Can a conformal flat metric be curved?

[Kurvature]

TL;DR

If the flat (Cartesian) metric is multiplied by a time dependent scale factor could it yield a curvature?

5/18/22
I am an MS in physics.

I need to find out if the following CONFORMAL
METRIC produces zero or nonzero curvature?

I suspect the curvature is zero, but others
have said it's probably not? MAXIMA
sometimes says it is, and other times produces
a Ricci scalar that looks like the FRW scalar
curvature ?

Does someone know the answer to this question
off the top of their head?

If not, could someone possibly plug this metric
into Mathematica and tell me if Ricci scalar
is actually zero or if not, what it actually is ?

|a 0 0 0 |
|0 a 0 0 | = the given spacetime metric
|0 0 a 0 |
|0 0 0 -a|

where: a = a(t) = "the scale factor" is a
simple well behaved function of time.

Thanks in advance, absolutely desperate,
Kurvature

 

[Demystifier]

Penrose diagrams use a conformal transformation to map a curved metric into a flat Minkowski one (often with non-Minkowskian global topology). Hence the inverse conformal transformation maps a flat metric into a curved one. So the answer is - yes.

 

[ergospherical]

The curvature of $g_{ab} = \Omega(x)^2 \eta_{ab}$ is
\begin{align*}
R_{ab} = \frac{1}{\Omega^2}(4\partial_a \Omega \partial_b \Omega - 2\partial_a \partial_b \Omega -(|\nabla \Omega|^2 + \Omega \Delta \Omega)\eta_{ab})
\end{align*}where $\Delta = \partial^a \partial_a$ and $|\nabla \Omega|^2 = \partial^a \Omega \partial_a \Omega$. Such transformations of flat spacetimes have many interesting applications. For example, a particle of charge $q$ coupling to a scalar field $\Phi(x)$ in flat spacetime, as per $q \partial_a \Phi = u^b \nabla_b \left[ (m + q\Phi) u_a \right]$, is equivalently described by a curved spacetime with metric $g_{ab} = (m + q\Phi)^2 \eta_{ab}$ with the curvature generated by some hypothetical matter field whose properties can be explored.

 

[haushofer]

Why do you suspect the curvature to be zero?

 

[martinbn]

If you are looking at $ds^2 = a^2(t)(-dt^2+dx^2+dy^2+dz^2)=-a^2(t)dt^2+a^2(t)dx^2+a^2(t)dy^2+a^2(t)dz^2$
you can change the variables $t'=\int a(t)dt$, the others remain the same, then you get $-dt'^2+a^2(t')dx^2+a^2(t')dy^2+a^2(t')dz^2$ the line element of a typical cosmological solution, which will not be flat unless $a=const$.

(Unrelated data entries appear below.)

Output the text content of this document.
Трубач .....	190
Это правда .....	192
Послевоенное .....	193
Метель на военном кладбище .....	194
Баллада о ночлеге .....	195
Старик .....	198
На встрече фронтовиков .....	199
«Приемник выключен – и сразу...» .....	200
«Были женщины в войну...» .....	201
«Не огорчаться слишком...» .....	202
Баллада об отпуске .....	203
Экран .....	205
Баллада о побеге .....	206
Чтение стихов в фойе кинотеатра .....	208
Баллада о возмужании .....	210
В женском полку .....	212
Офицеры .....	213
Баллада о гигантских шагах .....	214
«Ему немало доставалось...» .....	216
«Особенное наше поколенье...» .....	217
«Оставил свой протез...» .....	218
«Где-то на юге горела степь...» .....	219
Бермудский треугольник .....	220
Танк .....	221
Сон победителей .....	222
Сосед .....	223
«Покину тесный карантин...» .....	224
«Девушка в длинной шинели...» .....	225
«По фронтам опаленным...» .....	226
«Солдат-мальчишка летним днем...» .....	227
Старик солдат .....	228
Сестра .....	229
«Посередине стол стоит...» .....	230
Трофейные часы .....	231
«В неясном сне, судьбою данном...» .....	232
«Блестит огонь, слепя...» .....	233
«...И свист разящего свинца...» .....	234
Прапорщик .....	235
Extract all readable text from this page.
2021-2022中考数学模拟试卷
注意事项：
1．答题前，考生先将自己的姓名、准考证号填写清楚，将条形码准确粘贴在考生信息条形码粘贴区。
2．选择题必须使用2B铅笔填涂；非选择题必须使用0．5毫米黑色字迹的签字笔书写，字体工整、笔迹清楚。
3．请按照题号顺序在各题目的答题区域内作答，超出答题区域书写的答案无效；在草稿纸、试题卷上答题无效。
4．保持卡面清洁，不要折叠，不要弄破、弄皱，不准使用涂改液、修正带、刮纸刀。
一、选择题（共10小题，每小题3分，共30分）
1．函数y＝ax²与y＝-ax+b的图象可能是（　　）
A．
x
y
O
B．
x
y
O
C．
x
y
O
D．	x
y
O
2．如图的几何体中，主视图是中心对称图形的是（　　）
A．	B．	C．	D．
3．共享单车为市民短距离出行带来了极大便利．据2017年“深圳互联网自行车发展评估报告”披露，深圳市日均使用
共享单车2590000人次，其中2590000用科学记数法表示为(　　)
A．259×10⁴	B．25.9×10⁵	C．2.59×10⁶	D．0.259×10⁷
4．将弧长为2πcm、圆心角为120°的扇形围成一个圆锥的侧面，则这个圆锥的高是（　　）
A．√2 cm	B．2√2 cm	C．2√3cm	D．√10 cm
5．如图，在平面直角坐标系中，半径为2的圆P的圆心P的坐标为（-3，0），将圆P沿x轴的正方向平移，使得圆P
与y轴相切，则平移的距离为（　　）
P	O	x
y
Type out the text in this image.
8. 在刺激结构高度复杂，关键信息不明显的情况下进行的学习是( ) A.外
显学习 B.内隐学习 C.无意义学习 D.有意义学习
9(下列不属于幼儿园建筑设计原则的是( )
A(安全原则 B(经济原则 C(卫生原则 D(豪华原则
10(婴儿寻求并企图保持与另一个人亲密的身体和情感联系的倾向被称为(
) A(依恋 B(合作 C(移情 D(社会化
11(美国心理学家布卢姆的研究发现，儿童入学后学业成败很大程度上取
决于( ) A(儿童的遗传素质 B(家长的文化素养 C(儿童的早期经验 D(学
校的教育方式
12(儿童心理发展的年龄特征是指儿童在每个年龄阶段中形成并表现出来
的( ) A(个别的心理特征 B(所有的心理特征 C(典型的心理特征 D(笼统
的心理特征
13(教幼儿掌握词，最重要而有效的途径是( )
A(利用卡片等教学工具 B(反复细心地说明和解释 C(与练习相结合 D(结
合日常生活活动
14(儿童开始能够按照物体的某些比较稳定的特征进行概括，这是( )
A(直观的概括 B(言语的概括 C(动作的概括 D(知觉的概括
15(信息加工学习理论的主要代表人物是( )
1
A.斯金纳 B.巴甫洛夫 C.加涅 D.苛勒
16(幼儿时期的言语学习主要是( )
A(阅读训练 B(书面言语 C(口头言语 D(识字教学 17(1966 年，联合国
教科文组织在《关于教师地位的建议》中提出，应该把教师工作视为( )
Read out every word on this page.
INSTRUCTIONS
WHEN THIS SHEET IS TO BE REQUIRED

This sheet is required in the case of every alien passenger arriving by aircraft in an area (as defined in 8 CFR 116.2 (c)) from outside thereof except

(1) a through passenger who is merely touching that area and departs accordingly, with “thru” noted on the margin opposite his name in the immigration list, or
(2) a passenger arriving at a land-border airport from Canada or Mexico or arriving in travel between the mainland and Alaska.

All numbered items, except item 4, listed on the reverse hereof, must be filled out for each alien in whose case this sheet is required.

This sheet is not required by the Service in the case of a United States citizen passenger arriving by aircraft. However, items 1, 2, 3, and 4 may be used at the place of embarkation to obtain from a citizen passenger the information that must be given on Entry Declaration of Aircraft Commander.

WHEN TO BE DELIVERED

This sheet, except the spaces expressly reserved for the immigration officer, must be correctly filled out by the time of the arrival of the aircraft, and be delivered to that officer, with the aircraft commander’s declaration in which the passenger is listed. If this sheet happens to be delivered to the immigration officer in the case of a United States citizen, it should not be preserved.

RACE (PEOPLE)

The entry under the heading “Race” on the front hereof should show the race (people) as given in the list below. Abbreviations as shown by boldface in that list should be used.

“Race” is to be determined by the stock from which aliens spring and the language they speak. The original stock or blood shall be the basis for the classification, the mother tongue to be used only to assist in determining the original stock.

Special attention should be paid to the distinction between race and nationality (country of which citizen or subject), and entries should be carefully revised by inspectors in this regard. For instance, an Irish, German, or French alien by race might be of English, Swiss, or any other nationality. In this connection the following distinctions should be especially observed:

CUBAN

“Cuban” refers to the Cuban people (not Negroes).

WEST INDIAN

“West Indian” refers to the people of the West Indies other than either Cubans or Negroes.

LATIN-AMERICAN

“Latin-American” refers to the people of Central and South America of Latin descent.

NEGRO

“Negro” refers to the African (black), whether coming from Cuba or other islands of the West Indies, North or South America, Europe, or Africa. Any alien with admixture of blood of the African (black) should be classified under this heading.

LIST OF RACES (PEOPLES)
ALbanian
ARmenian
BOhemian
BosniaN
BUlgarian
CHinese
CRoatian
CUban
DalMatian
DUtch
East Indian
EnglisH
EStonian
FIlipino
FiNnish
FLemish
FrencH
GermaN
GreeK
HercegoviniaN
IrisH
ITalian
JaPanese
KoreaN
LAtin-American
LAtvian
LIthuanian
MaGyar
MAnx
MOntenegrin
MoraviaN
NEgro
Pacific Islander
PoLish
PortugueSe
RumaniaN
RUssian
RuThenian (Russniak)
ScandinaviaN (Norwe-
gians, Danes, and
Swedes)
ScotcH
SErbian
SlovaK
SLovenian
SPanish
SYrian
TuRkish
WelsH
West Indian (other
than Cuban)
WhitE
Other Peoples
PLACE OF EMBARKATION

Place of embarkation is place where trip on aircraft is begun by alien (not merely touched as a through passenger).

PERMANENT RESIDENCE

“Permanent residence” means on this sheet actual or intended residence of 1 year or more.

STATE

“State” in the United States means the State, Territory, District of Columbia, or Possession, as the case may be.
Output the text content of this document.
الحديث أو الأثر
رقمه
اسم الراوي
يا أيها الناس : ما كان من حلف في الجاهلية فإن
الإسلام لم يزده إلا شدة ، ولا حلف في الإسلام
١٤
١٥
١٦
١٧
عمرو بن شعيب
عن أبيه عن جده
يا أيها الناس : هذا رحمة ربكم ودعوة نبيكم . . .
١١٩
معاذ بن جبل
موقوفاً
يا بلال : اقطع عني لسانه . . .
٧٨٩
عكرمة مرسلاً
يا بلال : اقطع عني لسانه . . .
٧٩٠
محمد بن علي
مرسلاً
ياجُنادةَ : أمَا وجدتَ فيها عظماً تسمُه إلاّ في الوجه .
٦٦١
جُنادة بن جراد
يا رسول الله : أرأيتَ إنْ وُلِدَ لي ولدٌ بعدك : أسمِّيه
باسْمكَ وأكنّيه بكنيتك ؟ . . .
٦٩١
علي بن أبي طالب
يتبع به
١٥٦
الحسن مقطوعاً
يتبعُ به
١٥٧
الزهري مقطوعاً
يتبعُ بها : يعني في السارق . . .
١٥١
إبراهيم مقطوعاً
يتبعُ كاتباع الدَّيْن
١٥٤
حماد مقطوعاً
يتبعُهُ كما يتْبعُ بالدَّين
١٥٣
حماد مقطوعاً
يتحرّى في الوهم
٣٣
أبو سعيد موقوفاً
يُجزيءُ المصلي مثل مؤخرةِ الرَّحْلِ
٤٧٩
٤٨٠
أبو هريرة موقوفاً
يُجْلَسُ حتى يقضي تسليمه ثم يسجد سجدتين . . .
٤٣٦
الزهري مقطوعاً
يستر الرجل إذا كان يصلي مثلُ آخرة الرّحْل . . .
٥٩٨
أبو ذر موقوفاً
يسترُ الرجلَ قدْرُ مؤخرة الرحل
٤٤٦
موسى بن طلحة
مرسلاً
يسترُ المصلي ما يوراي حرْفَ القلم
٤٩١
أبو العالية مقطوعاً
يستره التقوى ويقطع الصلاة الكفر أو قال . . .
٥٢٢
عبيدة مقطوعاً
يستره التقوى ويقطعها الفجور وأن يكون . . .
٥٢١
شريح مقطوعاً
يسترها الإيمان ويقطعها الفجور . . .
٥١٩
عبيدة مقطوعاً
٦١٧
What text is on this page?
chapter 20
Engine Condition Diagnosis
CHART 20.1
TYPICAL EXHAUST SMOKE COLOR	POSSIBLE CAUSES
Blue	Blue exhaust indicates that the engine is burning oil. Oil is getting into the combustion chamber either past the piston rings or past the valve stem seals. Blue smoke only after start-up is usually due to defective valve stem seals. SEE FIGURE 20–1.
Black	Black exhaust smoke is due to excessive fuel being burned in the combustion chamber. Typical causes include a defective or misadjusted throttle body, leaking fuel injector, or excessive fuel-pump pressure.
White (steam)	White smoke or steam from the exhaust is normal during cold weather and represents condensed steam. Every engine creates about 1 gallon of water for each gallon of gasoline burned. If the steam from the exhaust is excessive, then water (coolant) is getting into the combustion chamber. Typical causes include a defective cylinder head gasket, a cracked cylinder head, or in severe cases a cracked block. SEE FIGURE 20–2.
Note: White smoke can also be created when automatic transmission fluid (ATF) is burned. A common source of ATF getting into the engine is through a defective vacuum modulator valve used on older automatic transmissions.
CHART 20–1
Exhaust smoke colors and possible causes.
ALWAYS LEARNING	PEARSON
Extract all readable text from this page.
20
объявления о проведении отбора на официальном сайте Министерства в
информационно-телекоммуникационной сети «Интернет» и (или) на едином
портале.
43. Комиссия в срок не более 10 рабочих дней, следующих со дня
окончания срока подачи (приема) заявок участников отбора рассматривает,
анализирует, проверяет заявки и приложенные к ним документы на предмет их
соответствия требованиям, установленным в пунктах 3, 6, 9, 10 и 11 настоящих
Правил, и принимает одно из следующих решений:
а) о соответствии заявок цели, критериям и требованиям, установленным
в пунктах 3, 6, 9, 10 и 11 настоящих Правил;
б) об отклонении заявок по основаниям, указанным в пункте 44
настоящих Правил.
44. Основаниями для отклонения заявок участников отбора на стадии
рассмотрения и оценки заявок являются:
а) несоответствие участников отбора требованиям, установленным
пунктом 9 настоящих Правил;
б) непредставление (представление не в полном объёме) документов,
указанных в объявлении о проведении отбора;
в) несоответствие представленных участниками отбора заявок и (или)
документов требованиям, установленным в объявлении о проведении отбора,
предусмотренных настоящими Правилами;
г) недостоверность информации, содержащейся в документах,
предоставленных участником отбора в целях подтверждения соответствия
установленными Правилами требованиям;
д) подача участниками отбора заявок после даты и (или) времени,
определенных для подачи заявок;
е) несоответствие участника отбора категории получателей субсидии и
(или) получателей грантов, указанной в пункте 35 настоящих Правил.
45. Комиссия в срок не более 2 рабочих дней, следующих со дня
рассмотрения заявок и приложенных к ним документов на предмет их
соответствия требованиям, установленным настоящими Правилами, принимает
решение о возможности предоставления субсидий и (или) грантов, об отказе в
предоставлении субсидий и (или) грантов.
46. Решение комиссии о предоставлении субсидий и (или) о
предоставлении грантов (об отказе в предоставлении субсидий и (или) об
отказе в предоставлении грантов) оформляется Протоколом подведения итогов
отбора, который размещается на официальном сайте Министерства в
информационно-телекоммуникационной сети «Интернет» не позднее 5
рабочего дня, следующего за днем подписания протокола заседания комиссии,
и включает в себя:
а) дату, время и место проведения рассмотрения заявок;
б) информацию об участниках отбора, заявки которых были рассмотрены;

Also it is not that hard to caclulate curvature in terms of $a(t)$. Even if you don't use anything that might simplify the calculations, it will not be so bad. All you need is one component of the Riemann tensor that is not zero, you don't have to compute all.

 

[PeterDonis]

MAXIMA
sometimes says it is, and other times produces
a Ricci scalar that looks like the FRW scalar
curvature ?

What specific input are you giving MAXIMA to get these different answers? The same input will always give the same output, so it doesn't make sense to say MAXIMA "sometimes" says one thing and sometimes says another for the same input.